Freelancers' Questions: Any recourse if my authorship credit was removed?

Freelancer’s Question:

As a freelance writer, I did a one-off ‘trial’ feature piece of about 1,000 words for a local marketing firm. As it was an initial ‘getting to know each other’ piece, there was no contract, just a face-to-face meeting and a series of emails. 

Freelancers' Questions: Any recourse if my authorship credit was removed?

Upon publication of the piece on their blog, they were keen to ascribe full authorship to me, so they found an online photo of me, and took a sentence from my LinkedIn profile.

Our relationship then died a slow death. I got paid belatedly the lower end of what I quoted; they promised but never acted on improvements to the working relationship which was ‘stop-start’ because of their hecticness, and my point of contact was difficult to deal with.

Three months have now passed and not only has the firm failed to live up to its promise of deleting editorially detrimental changes to the article, they have also removed my authorship credit and instead credited the firm’s boss! So this was both an unprofitable and unsatisfying commercial experience. 

Should I get in touch and threaten legal action, or just ask to be reinstated as the author? There was no contract. However, I assume that moral rights, and IP rights, rest with me. The low-ish fee I got paid certainly cannot make them think they’ve paid for any transfer of rights/ownership! If I need to refer to the work in future, I’m worried that who I refer to the piece will think I’m lying, because it doesn’t show my authorship. Please help!    

Expert’s Answer:

What an irritating sequence of events! You created an article for rock bottom price – were paid late – then they edit it in a way you find detrimental – and finally, to add insult to injury, they hijack credit for authorship!

First, copyright: as the author, the initial copyright vested in you. You wrote the article, you were paid for it, although there was no written contract.

Who owns what: the options

It seems from what you say that the article was created with a view to being published on their website. There are two possibilities here:

The first possibility would be that they acquired a licence to use it for that purpose, while you yourself retained ownership (which would include the right for you to use the article yourself, including the right to licence others to use it). If they acquired a licence to use it for that purpose, this would not necessarily give them the right to edit or make changes to it.

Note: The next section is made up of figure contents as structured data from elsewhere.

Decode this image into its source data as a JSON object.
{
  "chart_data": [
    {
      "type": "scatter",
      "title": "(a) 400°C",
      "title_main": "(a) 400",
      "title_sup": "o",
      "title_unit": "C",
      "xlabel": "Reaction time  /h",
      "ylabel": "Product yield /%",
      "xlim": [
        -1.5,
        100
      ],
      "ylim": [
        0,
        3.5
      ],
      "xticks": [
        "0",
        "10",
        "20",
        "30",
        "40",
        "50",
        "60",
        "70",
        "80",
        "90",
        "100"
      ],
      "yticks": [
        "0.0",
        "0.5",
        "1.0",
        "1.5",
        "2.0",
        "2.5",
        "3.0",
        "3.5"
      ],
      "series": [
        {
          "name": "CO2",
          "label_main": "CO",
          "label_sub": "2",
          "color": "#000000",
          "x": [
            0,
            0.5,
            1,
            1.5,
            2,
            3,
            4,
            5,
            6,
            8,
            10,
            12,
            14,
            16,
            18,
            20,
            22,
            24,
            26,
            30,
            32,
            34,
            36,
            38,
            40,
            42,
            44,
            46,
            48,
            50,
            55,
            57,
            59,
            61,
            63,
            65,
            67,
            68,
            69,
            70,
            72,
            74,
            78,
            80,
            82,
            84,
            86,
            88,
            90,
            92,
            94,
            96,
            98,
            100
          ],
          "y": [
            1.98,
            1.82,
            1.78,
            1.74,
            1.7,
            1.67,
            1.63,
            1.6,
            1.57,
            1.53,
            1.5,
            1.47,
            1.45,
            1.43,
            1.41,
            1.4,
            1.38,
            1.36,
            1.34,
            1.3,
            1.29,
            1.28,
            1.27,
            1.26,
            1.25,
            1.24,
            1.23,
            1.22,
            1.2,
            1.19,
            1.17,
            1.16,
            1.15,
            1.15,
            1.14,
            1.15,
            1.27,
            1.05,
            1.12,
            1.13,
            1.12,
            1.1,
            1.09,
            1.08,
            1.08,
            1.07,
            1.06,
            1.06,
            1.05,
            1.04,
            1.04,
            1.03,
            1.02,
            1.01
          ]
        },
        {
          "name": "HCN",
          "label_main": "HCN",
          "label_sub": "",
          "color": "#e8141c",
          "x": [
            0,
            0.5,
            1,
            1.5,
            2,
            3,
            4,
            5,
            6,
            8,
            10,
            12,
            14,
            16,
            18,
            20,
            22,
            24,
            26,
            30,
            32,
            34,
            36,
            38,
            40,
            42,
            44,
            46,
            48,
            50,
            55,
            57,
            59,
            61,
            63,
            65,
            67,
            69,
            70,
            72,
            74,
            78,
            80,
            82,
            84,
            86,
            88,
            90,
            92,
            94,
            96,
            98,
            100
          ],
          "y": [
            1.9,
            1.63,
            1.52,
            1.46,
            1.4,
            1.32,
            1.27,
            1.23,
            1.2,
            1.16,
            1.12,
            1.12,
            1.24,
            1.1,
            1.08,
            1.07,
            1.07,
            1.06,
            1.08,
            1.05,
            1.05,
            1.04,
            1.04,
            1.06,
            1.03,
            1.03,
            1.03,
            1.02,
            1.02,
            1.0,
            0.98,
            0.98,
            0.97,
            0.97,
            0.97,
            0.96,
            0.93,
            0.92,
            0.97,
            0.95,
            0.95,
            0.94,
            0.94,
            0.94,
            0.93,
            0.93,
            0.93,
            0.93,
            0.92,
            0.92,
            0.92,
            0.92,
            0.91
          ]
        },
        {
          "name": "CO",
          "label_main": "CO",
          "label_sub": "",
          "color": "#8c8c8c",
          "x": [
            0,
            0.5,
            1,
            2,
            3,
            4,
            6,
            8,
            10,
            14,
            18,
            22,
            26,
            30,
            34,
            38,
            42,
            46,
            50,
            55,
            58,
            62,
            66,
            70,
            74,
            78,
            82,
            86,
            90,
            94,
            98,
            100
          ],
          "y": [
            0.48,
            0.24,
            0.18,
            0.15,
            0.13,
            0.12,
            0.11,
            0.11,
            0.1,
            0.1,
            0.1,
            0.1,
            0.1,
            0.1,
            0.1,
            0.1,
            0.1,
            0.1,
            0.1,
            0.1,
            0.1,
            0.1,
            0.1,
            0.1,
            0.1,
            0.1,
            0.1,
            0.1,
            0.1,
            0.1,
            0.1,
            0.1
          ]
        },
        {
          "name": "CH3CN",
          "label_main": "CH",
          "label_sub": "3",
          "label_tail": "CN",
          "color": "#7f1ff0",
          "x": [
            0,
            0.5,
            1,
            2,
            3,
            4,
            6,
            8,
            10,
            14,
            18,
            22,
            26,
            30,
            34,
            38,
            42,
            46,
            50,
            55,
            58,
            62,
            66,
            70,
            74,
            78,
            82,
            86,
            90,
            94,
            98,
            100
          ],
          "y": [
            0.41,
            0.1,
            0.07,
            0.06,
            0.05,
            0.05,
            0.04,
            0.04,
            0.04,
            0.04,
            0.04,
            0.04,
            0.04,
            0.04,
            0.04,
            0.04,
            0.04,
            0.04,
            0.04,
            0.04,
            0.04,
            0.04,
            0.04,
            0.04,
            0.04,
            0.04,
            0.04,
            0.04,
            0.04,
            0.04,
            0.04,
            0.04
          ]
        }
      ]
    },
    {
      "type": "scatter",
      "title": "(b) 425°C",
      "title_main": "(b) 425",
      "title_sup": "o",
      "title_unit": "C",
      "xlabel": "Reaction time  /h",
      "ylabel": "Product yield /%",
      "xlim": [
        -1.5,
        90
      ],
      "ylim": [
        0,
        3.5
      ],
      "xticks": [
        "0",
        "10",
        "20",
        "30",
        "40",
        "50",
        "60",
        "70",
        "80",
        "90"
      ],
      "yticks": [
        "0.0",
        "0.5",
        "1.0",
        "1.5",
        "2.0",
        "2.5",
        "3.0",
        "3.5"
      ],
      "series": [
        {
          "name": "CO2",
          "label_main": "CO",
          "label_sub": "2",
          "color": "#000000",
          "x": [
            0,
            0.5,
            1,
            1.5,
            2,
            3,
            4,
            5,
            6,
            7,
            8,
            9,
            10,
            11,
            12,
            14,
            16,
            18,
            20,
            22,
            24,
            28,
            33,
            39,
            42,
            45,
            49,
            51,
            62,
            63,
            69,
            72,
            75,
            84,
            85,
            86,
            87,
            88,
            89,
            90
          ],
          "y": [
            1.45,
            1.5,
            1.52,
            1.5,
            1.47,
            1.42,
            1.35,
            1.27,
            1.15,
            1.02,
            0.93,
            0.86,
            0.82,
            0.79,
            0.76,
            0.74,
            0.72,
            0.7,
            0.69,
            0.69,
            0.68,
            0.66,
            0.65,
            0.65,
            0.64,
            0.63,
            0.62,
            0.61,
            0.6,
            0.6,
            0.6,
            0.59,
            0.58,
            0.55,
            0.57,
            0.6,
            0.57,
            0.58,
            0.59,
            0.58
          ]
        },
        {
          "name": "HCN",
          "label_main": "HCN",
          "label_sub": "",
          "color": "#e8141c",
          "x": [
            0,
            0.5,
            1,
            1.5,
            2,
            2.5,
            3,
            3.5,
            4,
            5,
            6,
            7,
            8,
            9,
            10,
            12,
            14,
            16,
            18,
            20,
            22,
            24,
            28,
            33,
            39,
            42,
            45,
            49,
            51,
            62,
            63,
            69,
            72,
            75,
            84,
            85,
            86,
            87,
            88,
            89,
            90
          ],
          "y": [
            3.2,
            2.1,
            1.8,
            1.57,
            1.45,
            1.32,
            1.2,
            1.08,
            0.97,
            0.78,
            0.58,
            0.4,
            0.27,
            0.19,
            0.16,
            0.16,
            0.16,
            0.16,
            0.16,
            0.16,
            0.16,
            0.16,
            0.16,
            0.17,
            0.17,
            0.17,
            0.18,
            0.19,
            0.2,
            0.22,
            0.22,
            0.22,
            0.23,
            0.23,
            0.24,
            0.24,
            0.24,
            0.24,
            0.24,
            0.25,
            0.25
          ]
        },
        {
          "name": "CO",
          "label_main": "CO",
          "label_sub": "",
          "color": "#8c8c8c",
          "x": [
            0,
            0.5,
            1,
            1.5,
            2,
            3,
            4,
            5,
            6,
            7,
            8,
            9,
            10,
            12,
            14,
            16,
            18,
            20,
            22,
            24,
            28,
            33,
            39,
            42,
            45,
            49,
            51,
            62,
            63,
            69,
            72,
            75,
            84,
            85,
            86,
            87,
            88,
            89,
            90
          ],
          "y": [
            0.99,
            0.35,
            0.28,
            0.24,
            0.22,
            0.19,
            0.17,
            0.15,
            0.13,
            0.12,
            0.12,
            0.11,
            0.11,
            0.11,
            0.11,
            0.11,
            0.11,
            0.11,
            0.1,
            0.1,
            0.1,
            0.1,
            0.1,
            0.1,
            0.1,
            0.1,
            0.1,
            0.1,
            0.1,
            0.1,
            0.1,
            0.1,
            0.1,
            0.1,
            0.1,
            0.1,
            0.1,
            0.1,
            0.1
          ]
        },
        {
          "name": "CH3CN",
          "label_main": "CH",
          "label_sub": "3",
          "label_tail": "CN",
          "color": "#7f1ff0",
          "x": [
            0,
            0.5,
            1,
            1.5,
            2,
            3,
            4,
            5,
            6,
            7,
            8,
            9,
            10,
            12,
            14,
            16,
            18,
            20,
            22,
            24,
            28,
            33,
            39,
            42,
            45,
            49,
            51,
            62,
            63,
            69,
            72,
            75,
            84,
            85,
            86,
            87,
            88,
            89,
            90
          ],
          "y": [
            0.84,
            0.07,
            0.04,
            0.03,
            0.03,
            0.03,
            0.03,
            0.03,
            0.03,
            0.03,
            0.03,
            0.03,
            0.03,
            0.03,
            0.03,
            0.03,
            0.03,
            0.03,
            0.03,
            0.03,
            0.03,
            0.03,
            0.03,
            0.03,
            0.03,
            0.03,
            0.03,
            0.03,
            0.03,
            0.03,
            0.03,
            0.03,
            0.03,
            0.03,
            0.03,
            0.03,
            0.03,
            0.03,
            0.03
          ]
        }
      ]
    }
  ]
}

The other possibility is that they acquired ownership. If so, this would include (for copyright purposes) the right to make changes.

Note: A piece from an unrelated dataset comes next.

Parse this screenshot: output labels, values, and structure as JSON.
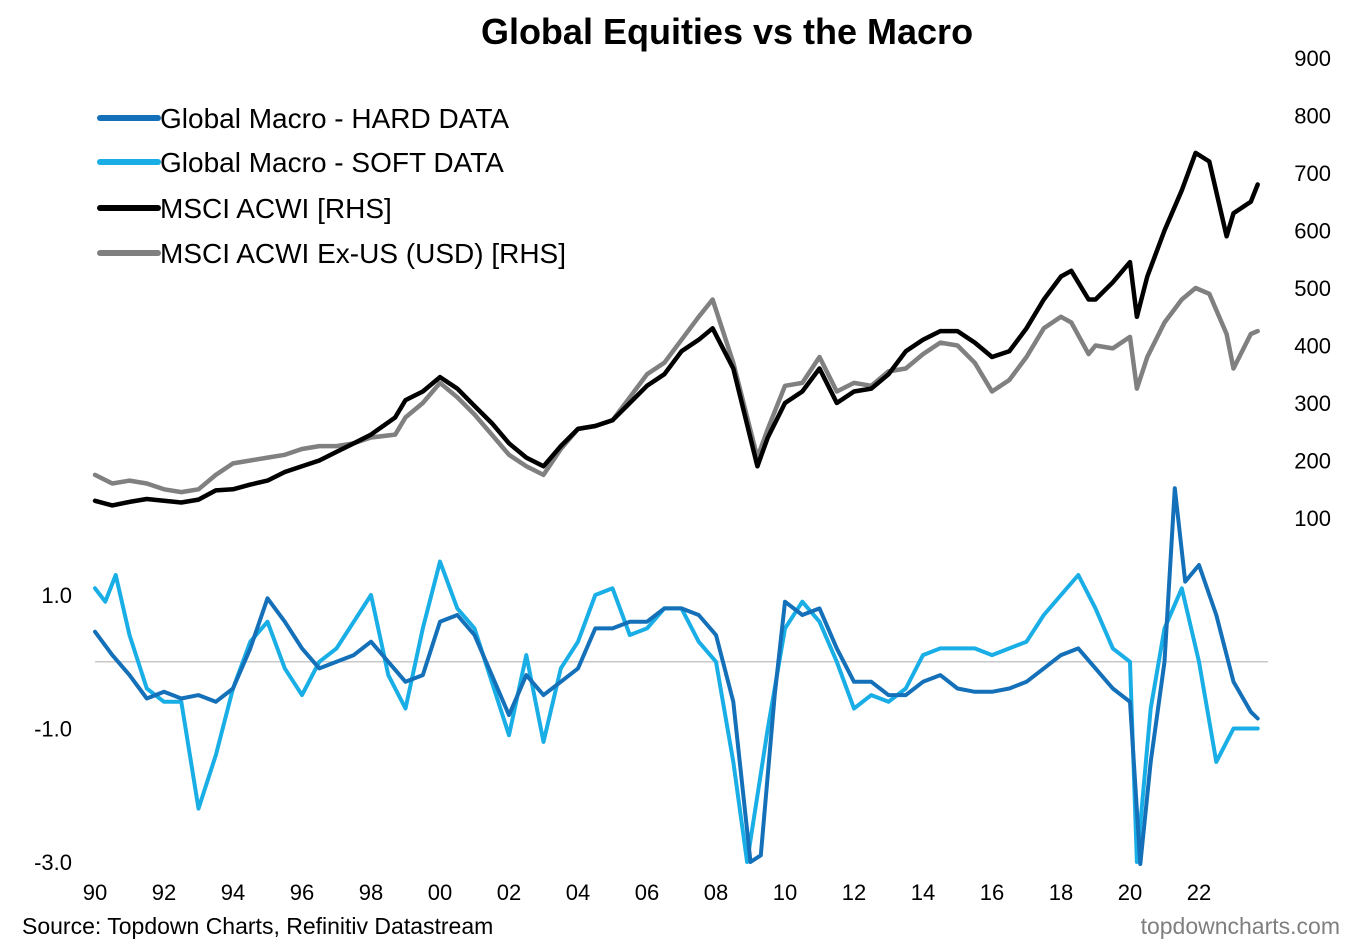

If it went before a judge...

Which would apply? That would be for a court to decide. There was no formal contract, and the question of copyright does not seem to have been discussed as such. 

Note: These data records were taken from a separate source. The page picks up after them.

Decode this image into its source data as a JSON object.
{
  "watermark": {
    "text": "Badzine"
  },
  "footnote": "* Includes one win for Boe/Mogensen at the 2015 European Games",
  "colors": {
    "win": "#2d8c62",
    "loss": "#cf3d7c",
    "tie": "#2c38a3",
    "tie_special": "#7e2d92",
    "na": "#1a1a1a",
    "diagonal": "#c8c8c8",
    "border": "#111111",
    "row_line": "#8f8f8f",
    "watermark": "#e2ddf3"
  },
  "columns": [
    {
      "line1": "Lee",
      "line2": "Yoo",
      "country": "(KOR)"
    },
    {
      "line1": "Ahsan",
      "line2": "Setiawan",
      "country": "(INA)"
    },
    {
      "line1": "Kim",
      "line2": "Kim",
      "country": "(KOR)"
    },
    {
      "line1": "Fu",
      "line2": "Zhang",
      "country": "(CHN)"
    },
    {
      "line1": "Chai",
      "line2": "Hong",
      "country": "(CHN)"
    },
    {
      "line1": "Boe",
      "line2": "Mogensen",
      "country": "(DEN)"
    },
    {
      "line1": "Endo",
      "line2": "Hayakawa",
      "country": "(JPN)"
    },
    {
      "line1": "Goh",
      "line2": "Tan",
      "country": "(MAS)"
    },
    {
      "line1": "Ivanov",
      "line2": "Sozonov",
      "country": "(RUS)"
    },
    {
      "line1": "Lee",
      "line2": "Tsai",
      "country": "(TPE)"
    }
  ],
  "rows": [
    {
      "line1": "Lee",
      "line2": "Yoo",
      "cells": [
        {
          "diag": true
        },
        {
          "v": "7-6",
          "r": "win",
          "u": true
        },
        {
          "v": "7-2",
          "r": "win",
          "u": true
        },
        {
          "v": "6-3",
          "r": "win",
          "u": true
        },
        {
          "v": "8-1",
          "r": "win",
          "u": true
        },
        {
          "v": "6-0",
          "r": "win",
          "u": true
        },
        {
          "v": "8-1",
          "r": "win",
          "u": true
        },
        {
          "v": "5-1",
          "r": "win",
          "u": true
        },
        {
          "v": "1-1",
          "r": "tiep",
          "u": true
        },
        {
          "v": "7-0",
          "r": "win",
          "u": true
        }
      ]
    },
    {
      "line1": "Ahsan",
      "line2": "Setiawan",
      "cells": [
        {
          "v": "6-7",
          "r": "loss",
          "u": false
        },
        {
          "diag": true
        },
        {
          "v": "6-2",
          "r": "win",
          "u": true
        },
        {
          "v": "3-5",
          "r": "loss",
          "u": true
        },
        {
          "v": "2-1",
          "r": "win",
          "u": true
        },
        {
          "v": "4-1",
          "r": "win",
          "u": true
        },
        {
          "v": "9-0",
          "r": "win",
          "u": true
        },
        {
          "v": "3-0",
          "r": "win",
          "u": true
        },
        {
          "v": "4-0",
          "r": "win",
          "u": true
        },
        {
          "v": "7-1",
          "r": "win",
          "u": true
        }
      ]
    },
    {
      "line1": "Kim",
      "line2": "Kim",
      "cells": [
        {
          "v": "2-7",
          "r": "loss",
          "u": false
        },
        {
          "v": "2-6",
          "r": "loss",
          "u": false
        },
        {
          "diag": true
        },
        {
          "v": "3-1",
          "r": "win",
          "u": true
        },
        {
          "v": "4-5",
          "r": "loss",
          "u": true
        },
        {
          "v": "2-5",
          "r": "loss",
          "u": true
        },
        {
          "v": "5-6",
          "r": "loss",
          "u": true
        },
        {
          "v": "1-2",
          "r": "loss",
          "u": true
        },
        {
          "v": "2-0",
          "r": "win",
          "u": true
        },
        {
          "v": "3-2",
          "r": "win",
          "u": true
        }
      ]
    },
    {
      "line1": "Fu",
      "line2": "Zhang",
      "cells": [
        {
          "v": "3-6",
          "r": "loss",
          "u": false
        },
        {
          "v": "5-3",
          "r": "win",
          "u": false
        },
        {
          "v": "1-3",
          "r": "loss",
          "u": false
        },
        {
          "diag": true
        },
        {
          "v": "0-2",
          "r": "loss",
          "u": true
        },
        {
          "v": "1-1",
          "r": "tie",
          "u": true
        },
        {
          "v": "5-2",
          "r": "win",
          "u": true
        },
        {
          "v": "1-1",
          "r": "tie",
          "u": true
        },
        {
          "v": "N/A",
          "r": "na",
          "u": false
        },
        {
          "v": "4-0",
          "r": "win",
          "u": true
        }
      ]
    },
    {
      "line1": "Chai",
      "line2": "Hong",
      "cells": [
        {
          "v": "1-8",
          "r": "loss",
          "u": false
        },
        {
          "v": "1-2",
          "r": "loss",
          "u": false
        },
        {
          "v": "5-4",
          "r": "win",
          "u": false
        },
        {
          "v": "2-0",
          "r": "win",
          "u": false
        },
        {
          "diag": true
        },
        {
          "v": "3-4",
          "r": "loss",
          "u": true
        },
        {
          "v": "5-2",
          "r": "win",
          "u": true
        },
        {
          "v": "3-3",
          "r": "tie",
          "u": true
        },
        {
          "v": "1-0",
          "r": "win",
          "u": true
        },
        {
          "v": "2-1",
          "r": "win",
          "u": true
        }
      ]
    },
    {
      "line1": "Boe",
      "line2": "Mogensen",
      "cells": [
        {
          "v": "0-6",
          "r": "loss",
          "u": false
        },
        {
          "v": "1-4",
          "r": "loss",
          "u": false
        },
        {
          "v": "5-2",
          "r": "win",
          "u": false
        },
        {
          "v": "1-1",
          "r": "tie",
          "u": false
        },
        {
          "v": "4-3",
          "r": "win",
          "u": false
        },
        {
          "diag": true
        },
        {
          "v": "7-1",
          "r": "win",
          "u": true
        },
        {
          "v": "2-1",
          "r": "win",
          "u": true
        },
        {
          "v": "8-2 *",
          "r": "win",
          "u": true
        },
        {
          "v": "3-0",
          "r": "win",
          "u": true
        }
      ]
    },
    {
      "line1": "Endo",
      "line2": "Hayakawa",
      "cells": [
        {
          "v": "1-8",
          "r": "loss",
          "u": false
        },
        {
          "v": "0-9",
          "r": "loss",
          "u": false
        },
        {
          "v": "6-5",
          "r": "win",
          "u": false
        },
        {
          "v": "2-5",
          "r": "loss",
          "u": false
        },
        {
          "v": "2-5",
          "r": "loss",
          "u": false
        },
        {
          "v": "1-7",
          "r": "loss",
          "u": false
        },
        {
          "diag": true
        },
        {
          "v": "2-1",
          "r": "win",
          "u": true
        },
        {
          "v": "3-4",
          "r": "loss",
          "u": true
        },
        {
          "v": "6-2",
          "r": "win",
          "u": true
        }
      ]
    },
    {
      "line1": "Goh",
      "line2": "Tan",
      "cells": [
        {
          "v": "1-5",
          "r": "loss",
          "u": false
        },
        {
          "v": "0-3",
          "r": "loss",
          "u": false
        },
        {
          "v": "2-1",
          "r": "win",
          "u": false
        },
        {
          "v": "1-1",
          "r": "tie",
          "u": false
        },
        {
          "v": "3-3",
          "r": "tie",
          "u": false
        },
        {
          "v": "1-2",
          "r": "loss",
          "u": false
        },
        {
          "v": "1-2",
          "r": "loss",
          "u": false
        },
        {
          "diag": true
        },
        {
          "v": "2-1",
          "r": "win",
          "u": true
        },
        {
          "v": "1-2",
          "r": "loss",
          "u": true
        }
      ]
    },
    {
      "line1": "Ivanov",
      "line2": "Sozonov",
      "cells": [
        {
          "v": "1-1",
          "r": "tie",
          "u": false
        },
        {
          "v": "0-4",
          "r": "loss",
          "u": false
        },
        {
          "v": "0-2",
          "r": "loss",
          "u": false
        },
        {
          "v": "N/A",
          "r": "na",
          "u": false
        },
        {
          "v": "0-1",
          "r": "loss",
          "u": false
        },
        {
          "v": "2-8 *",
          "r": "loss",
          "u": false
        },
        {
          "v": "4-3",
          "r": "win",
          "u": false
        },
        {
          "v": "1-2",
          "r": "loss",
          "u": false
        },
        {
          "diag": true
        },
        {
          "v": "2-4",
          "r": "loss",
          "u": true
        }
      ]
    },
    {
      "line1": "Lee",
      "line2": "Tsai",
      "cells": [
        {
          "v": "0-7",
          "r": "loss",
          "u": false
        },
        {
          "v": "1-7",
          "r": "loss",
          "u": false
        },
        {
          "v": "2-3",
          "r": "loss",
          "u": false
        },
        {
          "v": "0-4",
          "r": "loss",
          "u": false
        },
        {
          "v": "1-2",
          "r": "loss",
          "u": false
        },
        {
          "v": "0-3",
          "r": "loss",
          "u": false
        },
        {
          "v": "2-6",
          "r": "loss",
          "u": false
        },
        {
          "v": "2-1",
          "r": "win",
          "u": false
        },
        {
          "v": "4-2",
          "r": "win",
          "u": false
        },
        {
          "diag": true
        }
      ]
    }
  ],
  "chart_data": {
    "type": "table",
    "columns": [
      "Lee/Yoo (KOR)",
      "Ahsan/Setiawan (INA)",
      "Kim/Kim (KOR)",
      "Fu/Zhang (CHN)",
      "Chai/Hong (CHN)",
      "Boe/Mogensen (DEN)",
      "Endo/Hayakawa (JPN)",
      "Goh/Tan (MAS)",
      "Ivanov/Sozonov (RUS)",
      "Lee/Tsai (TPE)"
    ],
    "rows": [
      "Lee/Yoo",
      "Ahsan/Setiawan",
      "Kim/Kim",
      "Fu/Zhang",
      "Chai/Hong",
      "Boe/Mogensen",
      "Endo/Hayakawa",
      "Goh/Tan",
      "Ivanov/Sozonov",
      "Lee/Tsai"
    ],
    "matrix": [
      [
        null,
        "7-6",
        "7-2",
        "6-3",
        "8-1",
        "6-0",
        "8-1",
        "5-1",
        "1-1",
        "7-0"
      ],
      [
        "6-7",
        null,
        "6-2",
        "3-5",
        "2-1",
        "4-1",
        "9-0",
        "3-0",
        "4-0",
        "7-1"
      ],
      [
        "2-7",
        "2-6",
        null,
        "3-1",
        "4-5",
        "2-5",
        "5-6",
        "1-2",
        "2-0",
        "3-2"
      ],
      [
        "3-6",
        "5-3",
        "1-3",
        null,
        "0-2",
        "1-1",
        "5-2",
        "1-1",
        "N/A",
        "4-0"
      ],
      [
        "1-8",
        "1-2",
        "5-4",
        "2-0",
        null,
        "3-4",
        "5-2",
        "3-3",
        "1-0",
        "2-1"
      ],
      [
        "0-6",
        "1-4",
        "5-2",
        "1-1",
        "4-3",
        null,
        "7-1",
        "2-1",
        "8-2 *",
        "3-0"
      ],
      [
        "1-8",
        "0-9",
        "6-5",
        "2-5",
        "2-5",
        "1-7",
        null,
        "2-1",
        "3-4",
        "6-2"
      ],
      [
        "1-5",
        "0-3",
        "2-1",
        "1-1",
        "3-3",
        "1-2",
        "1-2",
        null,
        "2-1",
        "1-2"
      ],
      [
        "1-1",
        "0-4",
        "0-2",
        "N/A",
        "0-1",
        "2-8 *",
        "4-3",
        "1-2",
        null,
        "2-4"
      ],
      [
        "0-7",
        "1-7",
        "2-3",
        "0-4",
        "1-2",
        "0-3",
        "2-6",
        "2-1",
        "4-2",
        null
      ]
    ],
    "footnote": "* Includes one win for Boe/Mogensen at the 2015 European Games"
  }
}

Clearly, they must have acquired some rights, and I would expect a court to be willing to imply a term, in relation to copyright, on the basis that it is necessary to do so, in order to give the contract ‘business efficacy’. 

The courts would probably want to hear more about the circumstances in which the informal contract was arrived at, particularly with a view to deciding what the intention of the parties was at the time of the agreement, as evidenced by what they said and did at the time (NB not by what they might say they thought at the time).

The answer to this might be that they should have exclusive rights – and, if so, then a term might well be implied to the effect that they acquired ownership. 

Business efficacy

However, it may be more likely that a term would be implied to the effect that they acquired a licence to use the article for the expressed purpose, while you yourself retained ownership. 

The latter seems to me to represent no more than necessary to give the agreement ‘business efficacy’, and so maybe the more likely result -- but we cannot be certain.

Paternity, Integrity

As to moral rights: the potentially relevant moral rights are those of Paternity, and possibly that of Integrity. 

Paternity is the right to be identified as the author, and Integrity is the right to object to derogatory treatment.

These are rights of the creator of a work and are independent of copyright.  While they may be waived, they cannot be assigned.

The action you might take

Where such rights exist, they must be ‘asserted’, before they can be enforced.  If (as seems to be the case here) the assertion was not included in any document assigning or licencing the copyright, it can still be made in writing now.

So -- you might write; say you are asserting your moral right to be identified as the author, and that you object to their derogatory treatment in editing your work, ask them to correct the article and its attribution accordingly. Best of luck!

The expert was Roger Sinclair, legal consultant at egos Ltd, a specialist for freelancers in contract, commercial and IP law.